Todo debido a las escenas de sexo y a su vertiginoso cruce de piernas, en el que mostró mucho más de lo que el director (de nuevo Verhoeven) le prometió que aparecería en escena, ante la mirada lasciva de un atónito Michael Douglas. Fue el papel que le cambió la vida, pero no fue, ni mucho menos, su mejor interpretación. Ese lugar queda reservado para su Ginger McKenna de "Casino" (1995), la esposa de Robert De Niro en el filme de Martin Scorsese, que le reportó su única candidatura al Oscar hasta ahora.
La etiqueta de "femme fatale"Pretendió alejarse de la imagen de mujer fatal que se había creado y entrelazó proyectos muy distintos ("Sphere", 1998; "Cold Creek Manor", 2003; "Catwoman", 2004) con potencial para ser éxitos, pero terminaron rindiendo por debajo de las expectativas.
Nunca fue sinónimo de taquillazo, pero en los últimos tiempos Stone, en 2006 y con 48 años, tuvo que echar la mirada atrás y retomar el personaje que le dio fama para intentar volver a la primera plana de Hollywood. "Basic Instinct 2" resultó decepcionante pero su presencia en la pantalla exudaba tanto erotismo o más que en la cinta original.

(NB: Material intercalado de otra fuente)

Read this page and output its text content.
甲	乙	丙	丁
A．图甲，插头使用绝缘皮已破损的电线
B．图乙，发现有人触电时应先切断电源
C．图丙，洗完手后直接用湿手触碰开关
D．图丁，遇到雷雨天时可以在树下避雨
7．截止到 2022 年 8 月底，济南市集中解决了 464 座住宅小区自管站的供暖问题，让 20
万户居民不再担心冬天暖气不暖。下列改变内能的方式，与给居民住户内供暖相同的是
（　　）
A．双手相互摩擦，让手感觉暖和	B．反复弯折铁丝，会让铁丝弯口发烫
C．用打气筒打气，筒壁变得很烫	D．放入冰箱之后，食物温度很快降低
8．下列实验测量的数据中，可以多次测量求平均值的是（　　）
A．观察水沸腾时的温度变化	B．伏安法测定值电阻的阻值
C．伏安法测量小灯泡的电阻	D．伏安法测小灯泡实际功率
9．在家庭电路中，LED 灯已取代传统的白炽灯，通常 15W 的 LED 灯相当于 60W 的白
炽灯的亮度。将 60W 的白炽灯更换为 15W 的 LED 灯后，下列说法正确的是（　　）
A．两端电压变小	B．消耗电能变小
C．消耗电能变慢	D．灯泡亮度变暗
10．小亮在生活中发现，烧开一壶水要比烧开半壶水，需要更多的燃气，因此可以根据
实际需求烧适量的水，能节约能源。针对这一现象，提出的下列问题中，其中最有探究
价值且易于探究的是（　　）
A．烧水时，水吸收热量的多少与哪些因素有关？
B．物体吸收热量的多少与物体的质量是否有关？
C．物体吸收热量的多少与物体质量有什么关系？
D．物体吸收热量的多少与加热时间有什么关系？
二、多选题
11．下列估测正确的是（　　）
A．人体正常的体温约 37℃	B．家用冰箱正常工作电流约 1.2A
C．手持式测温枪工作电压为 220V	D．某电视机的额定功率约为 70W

Hoy día, a falta de grandes papeles, vuelca sus energías en otras misiones, como la activa lucha que mantiene en favor de las mujeres maltratadas o de los enfermos de sida, después de afrontar etapas complicadas en su vida personal. En 2001 sufrió un aneurisma cerebral y dos años más tarde se divorció del periodista Phil Bronstein, director del "San Francisco Chronicle", con quien adoptó a su hijo Roan dos años después de casarse.
En 2005 nació el segundo hijo de la actriz, gestado en el vientre de una madre de alquiler. Cosas de una rubia con cabeza, resplandeciente en su madurez, que prefirió pactar con el diablo su eterna juventud antes que tirar de bisturí.